Explicit Interaction Model towards Text Classification

Authors: Cunxiao Du, Zhaozheng Chen, Fuli Feng, Lei Zhu, Tian Gan, Liqiang Nie6359-6366

AAAI 2019 | Conference PDF | Archive PDF | Plain Text | LLM Run Details

Reproducibility Variable Result LLM Response
Research Type Experimental Extensive experimental results demonstrate the superiority of the proposed method. We justified the proposed approach on several benchmark datasets including both multilabel and multi-class text classification tasks.
Researcher Affiliation Academia 1Shandong University, No.72 Binhai Road, Jimo,Qingdao, Shandong, China 266237 2National University of Singapore, 13 Computing Drive, Singapore 117417 3Shandong Normal University, No.1 University Road, Changqing Dist., Ji nan, Shandong, China 250358
Pseudocode No The paper does not contain structured pseudocode or algorithm blocks.
Open Source Code Yes As a byproduct, we have released the codes and parameter settings to facilitate other researches.
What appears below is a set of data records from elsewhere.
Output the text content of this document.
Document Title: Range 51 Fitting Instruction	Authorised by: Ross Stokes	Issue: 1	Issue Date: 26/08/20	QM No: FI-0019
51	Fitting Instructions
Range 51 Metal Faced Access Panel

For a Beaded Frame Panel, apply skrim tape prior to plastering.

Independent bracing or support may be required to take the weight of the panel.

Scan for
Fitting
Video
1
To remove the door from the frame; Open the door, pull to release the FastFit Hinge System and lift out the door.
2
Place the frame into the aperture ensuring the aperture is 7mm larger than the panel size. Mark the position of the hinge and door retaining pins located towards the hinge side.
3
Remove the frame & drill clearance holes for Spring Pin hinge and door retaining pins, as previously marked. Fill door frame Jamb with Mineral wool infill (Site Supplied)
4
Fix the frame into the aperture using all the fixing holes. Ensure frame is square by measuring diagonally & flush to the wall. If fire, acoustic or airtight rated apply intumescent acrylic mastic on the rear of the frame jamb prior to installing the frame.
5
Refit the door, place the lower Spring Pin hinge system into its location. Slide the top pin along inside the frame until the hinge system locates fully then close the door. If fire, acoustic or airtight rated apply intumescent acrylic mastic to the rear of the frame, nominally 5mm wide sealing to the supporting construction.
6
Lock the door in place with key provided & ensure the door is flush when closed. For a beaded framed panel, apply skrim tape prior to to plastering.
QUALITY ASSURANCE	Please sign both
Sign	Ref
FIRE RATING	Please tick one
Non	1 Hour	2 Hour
We release the implementation of our method (including some baselines) and the involved parameter settings to facilitate later researchers1. 1https://github.com/Nonvolatile Memory/AAAI 2019 EXAM .
Open Datasets Yes We used publicly available benchmark datasets from (Zhang, Zhao, and Le Cun 2015) to evaluate EXAM. There are in total 6 text classification datasets, corresponding to sentiment analysis, news classification, question-answer and ontology extraction tasks, respectively. ... We conducted experiments on two different multi-label text classification datasets, named Kan Shan-Cup dataset2 (a benchmark) and Zhihu dataset3, respectively. 2https://biendata.com/competition/zhihu/. 3www.zhihu.com.
Dataset Splits Yes We split 10% samples from the training set as the validation set to perform early stop for our models. ... We separated the dataset into training, validation, and testing with 2,800,000, 20,000, and 180,000 questions, respectively. ... We adopted 3,000,000 samples as the training set, 30,000 samples as validation and 300,000 samples as testing.
Hardware Specification Yes Our models are implemented and trained by MXNet (Chen et al. 2015) with a single NVIDIA TITAN Xp. ... We applied Adam (Kingma and Ba 2014) to optimize models on one NVIDIA TITAN Xp with the batch size of 1000 and the initial learning rate is 0.001.
Software Dependencies No Our models are implemented and trained by MXNet (Chen et al. 2015)... The paper mentions software like MXNet, Adam, and word2vec, but does not provide specific version numbers for these dependencies.
Experiment Setup Yes For the multi-class task, we chose region embedding as the Encoder in EXAM. The region size is 7 and embedding size is 128. We used adam (Kingma and Ba 2014) as the optimizer with the initial learning rate 0.0001 and the batch size is set to 16. As for the aggregation MLP, we set the size of the hidden layer as 2 times interaction feature length. ... We used the matrix trained by word2vec (Mikolov et al. 2013) to initialize the embedding layer, and the embedding size is 256. We adopted GRU as the Encoder, and each GRU Cell has 1,024 hidden states. The accumulated MLP has 60 hidden units. We applied Adam (Kingma and Ba 2014) to optimize models on one NVIDIA TITAN Xp with the batch size of 1000 and the initial learning rate is 0.001.